I have a problems that i've been wrestling with withs some time. I have a messy data frame I've managed to re-arrange into this format.
user_id date n
user1 1-1-15 60
user1 1-2-15 25
user1 1-5-15 20
user2 1-2-15 23
user2 1-4-15 15
user3 2-12-15 9
... ... ...
The user start and end dates don't all sync up and some aren't continuous. Ideally I'd like to find a percent change for each user over their lifetime. Something like:
user_id delta
user1 -%15
user2 -%27
user3 0%
... ...
any help would be awesome.
As discussed in the comments, the dplyr
option to find the change of last
versus first
'n', grouped by the 'user_id' would be
library(dplyr)
df1 %>%
group_by(user_id) %>%
summarise(delta= 10*first(n)/(last(n)-first(n)))
Similar option using data.table
will be to convert the 'data.frame' to 'data.table' (setDT(df1)
), group by the 'user_id', we create the 'delta' column by calculating the change of last 'n' (n[.N]
) with respect to first (n[1L]
). We can also have a if/else
to condition to return the calculated value if the number of elements within the group is greater than 1 (.N >1
) or else
to return 0.
library(data.table)
setDT(df1)[, list(delta=if(.N>1) 10*n[1L]/(n[.N]-n[1L]) else 0), by = user_id]

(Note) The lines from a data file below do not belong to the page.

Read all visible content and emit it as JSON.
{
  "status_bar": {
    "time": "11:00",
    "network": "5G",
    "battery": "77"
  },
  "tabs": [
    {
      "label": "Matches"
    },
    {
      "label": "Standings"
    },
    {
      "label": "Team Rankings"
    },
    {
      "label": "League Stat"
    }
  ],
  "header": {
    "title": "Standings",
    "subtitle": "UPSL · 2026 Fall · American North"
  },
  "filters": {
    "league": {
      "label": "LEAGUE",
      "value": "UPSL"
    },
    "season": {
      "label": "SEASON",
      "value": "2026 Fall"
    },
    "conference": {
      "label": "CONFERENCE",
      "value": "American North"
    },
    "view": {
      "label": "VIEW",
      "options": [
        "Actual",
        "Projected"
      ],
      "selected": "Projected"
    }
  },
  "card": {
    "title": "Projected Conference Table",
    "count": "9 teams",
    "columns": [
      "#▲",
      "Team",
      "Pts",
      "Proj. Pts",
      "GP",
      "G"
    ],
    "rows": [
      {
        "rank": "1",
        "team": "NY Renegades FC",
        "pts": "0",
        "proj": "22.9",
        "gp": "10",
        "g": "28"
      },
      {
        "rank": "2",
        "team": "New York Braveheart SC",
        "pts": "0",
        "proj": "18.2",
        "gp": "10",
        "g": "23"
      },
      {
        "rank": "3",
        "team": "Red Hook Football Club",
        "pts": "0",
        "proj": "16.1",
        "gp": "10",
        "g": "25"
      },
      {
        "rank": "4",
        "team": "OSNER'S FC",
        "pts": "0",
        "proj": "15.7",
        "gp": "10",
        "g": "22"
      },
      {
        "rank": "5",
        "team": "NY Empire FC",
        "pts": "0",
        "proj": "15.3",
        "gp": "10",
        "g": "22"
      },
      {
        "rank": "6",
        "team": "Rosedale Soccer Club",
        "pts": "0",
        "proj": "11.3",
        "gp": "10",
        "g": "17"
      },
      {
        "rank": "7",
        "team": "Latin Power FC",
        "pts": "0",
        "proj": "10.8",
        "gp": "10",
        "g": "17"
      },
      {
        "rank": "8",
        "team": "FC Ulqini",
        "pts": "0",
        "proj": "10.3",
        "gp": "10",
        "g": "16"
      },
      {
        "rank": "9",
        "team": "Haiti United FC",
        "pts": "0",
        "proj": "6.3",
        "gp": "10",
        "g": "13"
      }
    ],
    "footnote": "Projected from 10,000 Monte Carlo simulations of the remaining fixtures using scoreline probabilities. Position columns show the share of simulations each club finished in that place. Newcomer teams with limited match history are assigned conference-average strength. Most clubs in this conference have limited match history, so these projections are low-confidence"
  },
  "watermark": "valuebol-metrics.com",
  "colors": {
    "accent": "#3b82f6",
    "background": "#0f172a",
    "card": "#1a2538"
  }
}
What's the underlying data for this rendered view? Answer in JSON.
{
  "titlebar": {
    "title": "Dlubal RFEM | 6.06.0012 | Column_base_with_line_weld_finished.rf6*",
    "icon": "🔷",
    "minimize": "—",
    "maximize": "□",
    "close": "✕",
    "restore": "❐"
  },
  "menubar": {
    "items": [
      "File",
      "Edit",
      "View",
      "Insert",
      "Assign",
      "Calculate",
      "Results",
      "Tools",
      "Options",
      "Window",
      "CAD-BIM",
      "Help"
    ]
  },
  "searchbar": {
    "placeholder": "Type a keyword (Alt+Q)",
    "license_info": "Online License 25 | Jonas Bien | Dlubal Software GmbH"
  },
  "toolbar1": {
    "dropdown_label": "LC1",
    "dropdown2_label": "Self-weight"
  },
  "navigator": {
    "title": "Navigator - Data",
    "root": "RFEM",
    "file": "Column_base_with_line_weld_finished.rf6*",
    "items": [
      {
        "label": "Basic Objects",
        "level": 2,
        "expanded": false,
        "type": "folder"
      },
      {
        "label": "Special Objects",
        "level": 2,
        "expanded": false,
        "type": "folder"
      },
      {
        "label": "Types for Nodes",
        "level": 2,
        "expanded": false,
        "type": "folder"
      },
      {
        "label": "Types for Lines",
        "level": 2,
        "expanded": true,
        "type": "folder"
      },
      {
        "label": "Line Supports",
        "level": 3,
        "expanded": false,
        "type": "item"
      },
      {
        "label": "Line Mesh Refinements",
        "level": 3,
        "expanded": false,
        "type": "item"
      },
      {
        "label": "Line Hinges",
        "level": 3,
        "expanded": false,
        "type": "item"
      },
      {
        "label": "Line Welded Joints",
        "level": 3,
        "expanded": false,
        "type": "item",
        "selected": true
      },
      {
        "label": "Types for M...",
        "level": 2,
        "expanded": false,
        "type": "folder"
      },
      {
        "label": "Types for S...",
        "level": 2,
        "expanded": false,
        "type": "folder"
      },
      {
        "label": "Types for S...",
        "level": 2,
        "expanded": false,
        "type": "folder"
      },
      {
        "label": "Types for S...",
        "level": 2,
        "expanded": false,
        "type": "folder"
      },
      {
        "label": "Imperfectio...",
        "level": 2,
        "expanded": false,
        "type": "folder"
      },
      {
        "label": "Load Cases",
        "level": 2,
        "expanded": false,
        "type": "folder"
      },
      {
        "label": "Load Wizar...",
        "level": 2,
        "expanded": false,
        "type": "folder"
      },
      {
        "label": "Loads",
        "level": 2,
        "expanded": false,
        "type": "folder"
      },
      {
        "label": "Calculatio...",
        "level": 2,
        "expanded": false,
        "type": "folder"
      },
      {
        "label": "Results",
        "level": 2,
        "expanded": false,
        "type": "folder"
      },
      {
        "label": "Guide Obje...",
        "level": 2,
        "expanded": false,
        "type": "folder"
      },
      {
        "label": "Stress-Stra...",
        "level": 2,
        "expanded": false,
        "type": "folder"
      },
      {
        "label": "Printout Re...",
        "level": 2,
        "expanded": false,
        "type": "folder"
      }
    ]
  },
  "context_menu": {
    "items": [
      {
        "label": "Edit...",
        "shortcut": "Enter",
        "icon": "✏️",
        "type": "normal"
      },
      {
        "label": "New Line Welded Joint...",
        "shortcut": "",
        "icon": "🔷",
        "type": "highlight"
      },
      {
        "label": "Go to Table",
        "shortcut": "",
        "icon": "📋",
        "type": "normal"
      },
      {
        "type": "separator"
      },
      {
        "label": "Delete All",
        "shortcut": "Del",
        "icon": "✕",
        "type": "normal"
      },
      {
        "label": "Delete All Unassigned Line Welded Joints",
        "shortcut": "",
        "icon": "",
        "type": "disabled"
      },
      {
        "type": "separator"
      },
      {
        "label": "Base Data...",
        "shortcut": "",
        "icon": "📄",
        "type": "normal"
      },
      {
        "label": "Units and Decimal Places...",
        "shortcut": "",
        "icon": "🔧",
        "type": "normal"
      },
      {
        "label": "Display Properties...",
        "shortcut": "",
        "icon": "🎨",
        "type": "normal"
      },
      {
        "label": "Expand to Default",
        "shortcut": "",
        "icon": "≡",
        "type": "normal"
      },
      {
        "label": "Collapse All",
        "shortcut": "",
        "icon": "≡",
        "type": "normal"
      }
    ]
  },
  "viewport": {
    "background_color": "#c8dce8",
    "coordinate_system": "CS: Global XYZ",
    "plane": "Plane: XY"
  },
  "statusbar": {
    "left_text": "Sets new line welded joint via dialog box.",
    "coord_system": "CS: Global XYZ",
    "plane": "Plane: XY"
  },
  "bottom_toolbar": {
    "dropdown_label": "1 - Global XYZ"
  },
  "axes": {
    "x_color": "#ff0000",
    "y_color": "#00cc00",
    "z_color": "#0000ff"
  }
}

Suppose if we need to do the lm
for each 'user_id', we can get the slope
within the do
environment. Just like in the previous case, we can create an if/else
condition to return slope value if the number of elements is greater than 1 or else to return 0.
df1 %>%
group_by(user_id) %>%
mutate(N= n()) %>%
do(data.frame(slope= if(.$N[1L] >1) coef(lm(.$n~.$date))[2] else 0))
Or using data.table
, we get the coef
after grouping by 'user_id'
setDT(df1)[, if(.N>1) coef(lm(n~date))[2] else 0 , user_id]
df1 <- structure(list(user_id = c("user1", "user1", "user1", "user2",
"user2", "user3"), date = c("1-1-15", "1-2-15", "1-5-15", "1-2-15",
"1-4-15", "2-12-15"), n = c(60L, 25L, 20L, 23L, 15L, 9L)),
.Names = c("user_id",
"date", "n"), class = "data.frame", row.names = c(NA, -6L))